Honneth leistet mit seinem Buch einen wichtigen Beitrag zur Debatte – aber es ist eben nur ein Beitrag, nicht die Krönung des Ganzen. Aus einer marxistischen Perspektive auf Wirtschaftsdemokratie macht sich sein Ansatz nämlich einer schwerwiegenden Halbheit schuldig: Honneth sorgt sich um die Demokratiefähigkeit der Arbeiterinnen, schweigt aber über die Demokratiefähigkeit der Kapitalisten.
So wie er die Voraussetzungen für die aktive politische Teilnahme versteht, stellt sich die Frage auch gar nicht. Denn sicherer Lebensunterhalt, wirtschaftliche Unabhängigkeit, solides Selbstwertgefühl und »ein gewisses Quantum an arbeitsfreier Zeit« sind für Angehörige der besitzenden Klasse ziemlich selbstverständlich gegeben. Doch für eine mächtige Minderheit muss Demokratiefähigkeit noch etwas anderes bedeuten – nämlich den Willen der Mehrheit anzuerkennen, auch wenn er den eigenen Interessen und Vorstellungen zuwiderläuft.
Heute nutzen große Unternehmen und ihre Eigentümer immerzu antimajoritäre Machthebel, um Regierungen am demokratischen Prozess vorbei zu beeinflussen. Das können eher direkte Methoden wie der Lobbyismus sein oder weniger offensichtliche, wie die hinter vermeintlich objektiven Marktmechanismen verborgene Drohung, durch Kapitalflucht den Wirtschaftsstandort zu schwächen, wenn das nationalökonomische Klima arbeiter- oder umweltfreundlicher und damit weniger »investitionsfreundlich« wird.
Das Hauptproblem unserer Demokratie besteht eben nicht darin, dass sich die Menschen, die Tag für Tag schuften gehen, nicht in ihre gegenseitigen Lebenslagen hineinversetzen könnten. Vielmehr haben die Regierenden Schwierigkeiten, sich in Arbeiterschuhe zu versetzen. Dieses Problem kriegt man mit Honneths Methoden nicht gelöst – auch nicht, indem man mehr Gruppenarbeit im Bundestag einführt.

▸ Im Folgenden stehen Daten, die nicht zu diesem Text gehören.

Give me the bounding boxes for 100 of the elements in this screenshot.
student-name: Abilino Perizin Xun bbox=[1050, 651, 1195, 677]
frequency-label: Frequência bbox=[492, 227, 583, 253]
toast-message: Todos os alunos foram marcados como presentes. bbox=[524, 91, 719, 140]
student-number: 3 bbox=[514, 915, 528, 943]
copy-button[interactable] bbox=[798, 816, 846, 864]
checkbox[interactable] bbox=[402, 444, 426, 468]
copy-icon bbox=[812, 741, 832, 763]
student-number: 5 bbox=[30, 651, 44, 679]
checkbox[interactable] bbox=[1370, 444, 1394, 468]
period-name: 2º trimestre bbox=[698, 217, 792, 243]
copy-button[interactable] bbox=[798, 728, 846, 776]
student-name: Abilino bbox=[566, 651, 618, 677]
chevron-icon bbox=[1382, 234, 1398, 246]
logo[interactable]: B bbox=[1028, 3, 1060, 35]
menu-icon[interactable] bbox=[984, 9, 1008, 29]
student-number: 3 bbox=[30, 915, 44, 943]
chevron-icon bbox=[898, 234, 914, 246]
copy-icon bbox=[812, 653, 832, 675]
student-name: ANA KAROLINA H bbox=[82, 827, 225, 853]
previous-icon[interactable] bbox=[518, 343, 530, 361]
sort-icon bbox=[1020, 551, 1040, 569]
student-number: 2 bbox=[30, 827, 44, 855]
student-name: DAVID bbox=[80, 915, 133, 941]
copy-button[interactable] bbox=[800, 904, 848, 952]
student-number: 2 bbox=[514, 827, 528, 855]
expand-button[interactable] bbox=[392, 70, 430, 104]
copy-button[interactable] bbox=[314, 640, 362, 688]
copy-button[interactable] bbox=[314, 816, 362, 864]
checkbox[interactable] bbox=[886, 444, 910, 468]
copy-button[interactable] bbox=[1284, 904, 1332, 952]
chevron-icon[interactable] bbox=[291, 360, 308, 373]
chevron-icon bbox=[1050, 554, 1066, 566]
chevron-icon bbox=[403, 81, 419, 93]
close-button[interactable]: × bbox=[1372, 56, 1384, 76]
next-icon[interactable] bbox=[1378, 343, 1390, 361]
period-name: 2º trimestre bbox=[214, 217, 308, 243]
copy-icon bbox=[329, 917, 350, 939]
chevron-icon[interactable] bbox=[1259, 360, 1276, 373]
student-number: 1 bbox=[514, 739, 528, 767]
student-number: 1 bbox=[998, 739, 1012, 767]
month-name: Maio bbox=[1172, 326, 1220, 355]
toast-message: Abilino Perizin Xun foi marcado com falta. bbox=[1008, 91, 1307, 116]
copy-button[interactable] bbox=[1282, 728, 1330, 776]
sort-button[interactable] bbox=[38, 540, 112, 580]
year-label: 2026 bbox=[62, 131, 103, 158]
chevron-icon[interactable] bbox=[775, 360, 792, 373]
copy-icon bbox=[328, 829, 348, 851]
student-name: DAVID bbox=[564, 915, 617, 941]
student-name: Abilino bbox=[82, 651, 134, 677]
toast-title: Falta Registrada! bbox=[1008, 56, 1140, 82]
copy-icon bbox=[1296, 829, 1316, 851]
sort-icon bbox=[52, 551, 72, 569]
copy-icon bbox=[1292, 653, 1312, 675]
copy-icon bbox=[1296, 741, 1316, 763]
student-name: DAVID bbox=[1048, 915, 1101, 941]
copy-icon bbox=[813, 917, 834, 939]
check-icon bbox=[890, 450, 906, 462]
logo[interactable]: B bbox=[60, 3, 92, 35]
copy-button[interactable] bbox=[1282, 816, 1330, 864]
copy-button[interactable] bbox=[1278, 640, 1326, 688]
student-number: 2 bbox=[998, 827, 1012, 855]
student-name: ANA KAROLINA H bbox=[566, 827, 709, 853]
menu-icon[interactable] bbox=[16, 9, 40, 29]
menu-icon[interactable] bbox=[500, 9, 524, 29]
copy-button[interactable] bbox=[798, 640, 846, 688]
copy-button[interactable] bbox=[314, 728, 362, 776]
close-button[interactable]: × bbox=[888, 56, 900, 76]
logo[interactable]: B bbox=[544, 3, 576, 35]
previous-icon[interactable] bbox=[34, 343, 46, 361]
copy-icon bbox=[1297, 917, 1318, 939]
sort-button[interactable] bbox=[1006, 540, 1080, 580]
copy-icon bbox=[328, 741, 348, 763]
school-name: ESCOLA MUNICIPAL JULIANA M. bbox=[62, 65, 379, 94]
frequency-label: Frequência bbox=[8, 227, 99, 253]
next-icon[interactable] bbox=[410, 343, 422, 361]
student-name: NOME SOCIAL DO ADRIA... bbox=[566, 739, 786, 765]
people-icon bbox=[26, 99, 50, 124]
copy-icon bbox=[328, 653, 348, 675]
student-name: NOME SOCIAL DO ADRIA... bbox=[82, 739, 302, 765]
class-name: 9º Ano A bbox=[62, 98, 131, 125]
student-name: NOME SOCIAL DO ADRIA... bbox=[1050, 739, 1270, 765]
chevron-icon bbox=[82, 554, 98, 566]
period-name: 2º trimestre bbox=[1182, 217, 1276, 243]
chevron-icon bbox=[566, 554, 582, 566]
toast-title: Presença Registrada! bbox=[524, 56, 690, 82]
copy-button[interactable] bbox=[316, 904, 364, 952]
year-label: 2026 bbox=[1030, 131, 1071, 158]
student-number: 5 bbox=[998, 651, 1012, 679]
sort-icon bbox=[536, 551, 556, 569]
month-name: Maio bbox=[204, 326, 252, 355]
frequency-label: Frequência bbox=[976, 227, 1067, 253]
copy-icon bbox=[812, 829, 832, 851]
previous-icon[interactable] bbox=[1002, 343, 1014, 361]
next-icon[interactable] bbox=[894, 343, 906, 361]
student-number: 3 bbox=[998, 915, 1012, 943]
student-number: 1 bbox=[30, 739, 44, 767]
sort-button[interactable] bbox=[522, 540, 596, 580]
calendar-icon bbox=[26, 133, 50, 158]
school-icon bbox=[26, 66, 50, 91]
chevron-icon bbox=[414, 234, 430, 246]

Beim Projekt der Wirtschaftsdemokratie geht es seit jeher auch darum, die antidemokratischen Mächte der Privatwirtschaft zu schwächen, die die politische Demokratie belagern. Wenn die Klasse der Bosse nicht entweder im Unternehmensinneren durch eine ermächtigte Arbeiterschaft in Schach gehalten oder äußerlich zum Beispiel durch staatliche Kapitalverkehrskontrollen eingeschränkt wird, wird es kaum möglich sein, Honneths Reformkatalog auch nur ansatzweise umzusetzen.
Thomas Zimmermann ist Print Editor bei JACOBIN.